Era um dos sons escutados nos anos 2000, quando a Ribeira começou a virar palco para os grupos de rock no Rio Grande do Norte.  Ou seja, elas poderiam ser denominadas como a “mãe” da Demônia, mas sem músicas engraçadinhas, como o Bebê do Miduei

Além das bandas de metais, elas também tinham influência do grunge como Hole e Belly. 

Quem era quem na banda

 

O grupo tinha Paula Ortiz nos vocais e guitarras. Sim, ela é descendentes de peruanos e por conta disso a banda tem uma música em espanhol. Já no baixo ficava por conta de Denise Tyfereth e tinha a Ana Paula Costa nas guitarras. Já a Danina era a violinista do grupo. 

Elas só gravaram um único álbum

O ano era 2003 quando o quinteto lançou o único disco, o Stigma.
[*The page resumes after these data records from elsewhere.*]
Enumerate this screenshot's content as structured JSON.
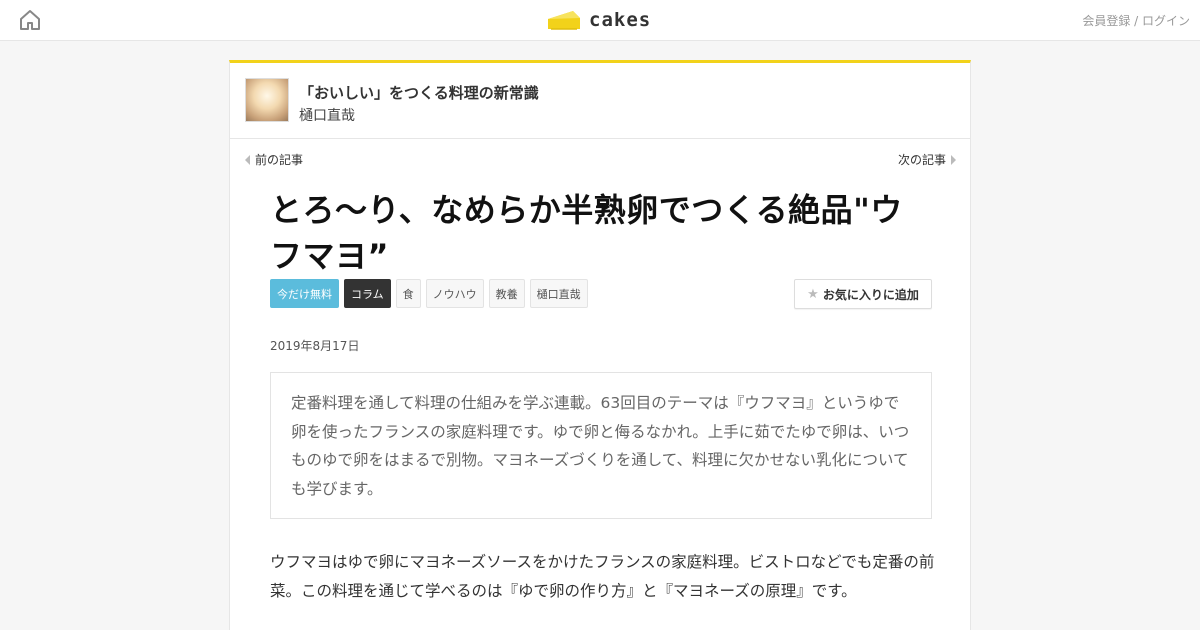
{
  "header": {
    "logo_text": "cakes",
    "auth_link": "会員登録 / ログイン"
  },
  "series": {
    "title": "「おいしい」をつくる料理の新常識",
    "author": "樋口直哉"
  },
  "pager": {
    "prev_label": "前の記事",
    "next_label": "次の記事"
  },
  "article": {
    "title": "とろ〜り、なめらか半熟卵でつくる絶品\"ウフマヨ”",
    "tags": {
      "free": "今だけ無料",
      "column": "コラム",
      "food": "食",
      "knowhow": "ノウハウ",
      "culture": "教養",
      "author": "樋口直哉"
    },
    "favorite_label": "お気に入りに追加",
    "date": "2019年8月17日",
    "lead": "定番料理を通して料理の仕組みを学ぶ連載。63回目のテーマは『ウフマヨ』というゆで卵を使ったフランスの家庭料理です。ゆで卵と侮るなかれ。上手に茹でたゆで卵は、いつものゆで卵をはまるで別物。マヨネーズづくりを通して、料理に欠かせない乳化についても学びます。",
    "body": "ウフマヨはゆで卵にマヨネーズソースをかけたフランスの家庭料理。ビストロなどでも定番の前菜。この料理を通じて学べるのは『ゆで卵の作り方』と『マヨネーズの原理』です。"
  },
  "icons": {
    "home": "home-icon",
    "logo": "cheesecake-logo-icon",
    "prev": "triangle-left-icon",
    "next": "triangle-right-icon",
    "favorite": "star-icon"
  },
  "colors": {
    "accent_yellow": "#f2d21a",
    "free_tag": "#5bbcdc",
    "column_tag": "#333333"
  }
}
Um dos destaques é que todas as faixas são autorais. Ou seja, elas realmente botaram a mão na massa. O disco está em destaque no livro “100 discos do rock potiguar para você escutar sem precisar morrer”.

O diferencial é que o vocal variava de acordo com a música. Ainda mais tinha a produção de Alexandre Alves, que era da banda Automatics, no qual era destaque na noite natalense. 
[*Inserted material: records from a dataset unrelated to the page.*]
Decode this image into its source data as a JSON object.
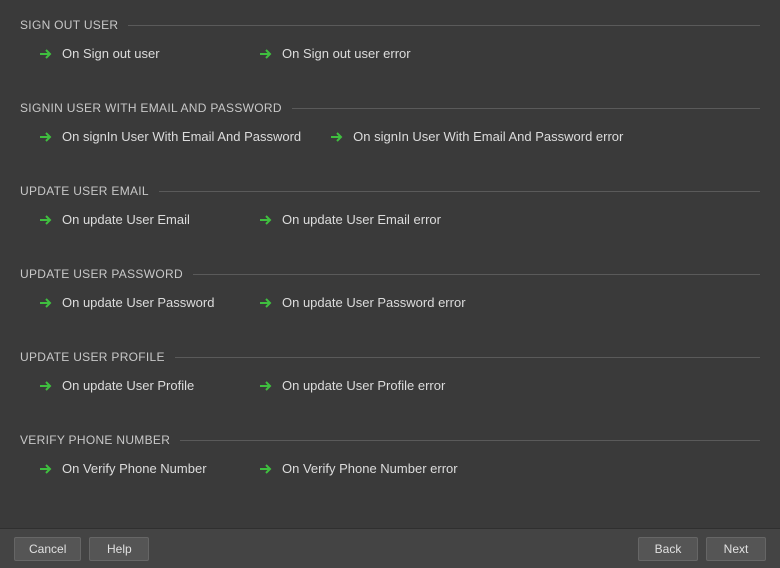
{
  "sections": [
    {
      "title": "SIGN OUT USER",
      "items": [
        {
          "label": "On Sign out user"
        },
        {
          "label": "On Sign out user error"
        }
      ]
    },
    {
      "title": "SIGNIN USER WITH EMAIL AND PASSWORD",
      "items": [
        {
          "label": "On signIn User With Email And Password"
        },
        {
          "label": "On signIn User With Email And Password error"
        }
      ]
    },
    {
      "title": "UPDATE USER EMAIL",
      "items": [
        {
          "label": "On update User Email"
        },
        {
          "label": "On update User Email error"
        }
      ]
    },
    {
      "title": "UPDATE USER PASSWORD",
      "items": [
        {
          "label": "On update User Password"
        },
        {
          "label": "On update User Password error"
        }
      ]
    },
    {
      "title": "UPDATE USER PROFILE",
      "items": [
        {
          "label": "On update User Profile"
        },
        {
          "label": "On update User Profile error"
        }
      ]
    },
    {
      "title": "VERIFY PHONE NUMBER",
      "items": [
        {
          "label": "On Verify Phone Number"
        },
        {
          "label": "On Verify Phone Number error"
        }
      ]
    }
  ],
  "footer": {
    "cancel": "Cancel",
    "help": "Help",
    "back": "Back",
    "next": "Next"
  }
}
A revista Dynamite, em 2004, disse que: “O Darma investe num interessante pop rock, com vocalistas diferentes, ênfase nas guitarras e com músicas realmente pesadas, outras com marcação com hardcore e assim por diante”. 

Fim da banda antes de começar

 

Mesmo que o grupo tenha tido um público fiel à banda só durou três anos de atividade e o “Stigma” foi o único disco público. Além disso, elas têm 12 músicas inéditas, que ainda não estão disponíveis ao público. 
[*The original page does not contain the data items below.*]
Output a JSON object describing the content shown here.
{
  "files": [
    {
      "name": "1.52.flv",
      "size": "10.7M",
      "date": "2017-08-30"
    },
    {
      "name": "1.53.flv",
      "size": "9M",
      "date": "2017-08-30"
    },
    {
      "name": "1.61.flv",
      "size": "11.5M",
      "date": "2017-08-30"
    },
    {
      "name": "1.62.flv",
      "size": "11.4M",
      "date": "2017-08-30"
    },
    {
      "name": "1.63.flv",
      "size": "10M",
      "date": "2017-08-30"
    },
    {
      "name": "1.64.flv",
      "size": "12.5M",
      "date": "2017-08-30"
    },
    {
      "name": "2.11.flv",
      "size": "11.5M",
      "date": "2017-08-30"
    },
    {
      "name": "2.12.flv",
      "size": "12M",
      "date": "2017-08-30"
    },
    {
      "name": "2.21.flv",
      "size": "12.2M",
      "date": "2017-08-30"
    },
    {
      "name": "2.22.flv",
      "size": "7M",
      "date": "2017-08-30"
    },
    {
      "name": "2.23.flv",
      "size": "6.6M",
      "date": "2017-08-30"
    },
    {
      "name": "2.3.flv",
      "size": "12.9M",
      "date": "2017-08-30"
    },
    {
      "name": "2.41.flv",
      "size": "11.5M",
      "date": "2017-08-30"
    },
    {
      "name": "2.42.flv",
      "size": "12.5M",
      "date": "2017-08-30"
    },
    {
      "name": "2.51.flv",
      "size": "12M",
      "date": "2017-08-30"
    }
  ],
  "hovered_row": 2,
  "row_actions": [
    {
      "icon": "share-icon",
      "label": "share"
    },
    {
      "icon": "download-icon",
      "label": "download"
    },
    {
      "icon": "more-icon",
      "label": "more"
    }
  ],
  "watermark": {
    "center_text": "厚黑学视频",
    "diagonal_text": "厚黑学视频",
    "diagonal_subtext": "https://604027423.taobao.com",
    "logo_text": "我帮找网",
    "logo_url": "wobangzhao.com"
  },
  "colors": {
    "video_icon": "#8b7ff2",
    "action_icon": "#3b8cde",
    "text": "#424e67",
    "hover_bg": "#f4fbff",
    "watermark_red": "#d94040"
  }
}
Aqui está a primeira banda feminina com trabalho autoral a gravar um disco no Rio Grande do Norte, um marco histórico. O quinteto natalense gravou seis faixas (a última delas, uma instrumental acústica, não está nos créditos do disco) que mostram uma faceta punkster.
Jesuíno André Oliveira
Livro "100 discos de rock potiguar para você escutar antes de morrer"

Escute o álbum Stigma completo a seguir

Danina lembrou um pouco do tempo do Darma

 

Danina Former, em entrevista ao Brechando, contou que tinha 16 anos, a última entrar no grupo e muito menos imaginava que entraria para história da música do Rio Grande do Norte. “Não foi o meu primeiro trabalho, já tinha tocado na Orquestra Talento da Petrobrás primeiro”, disse, que era convidada para outros trabalhos para tocar violino nas ruas da capital potiguar.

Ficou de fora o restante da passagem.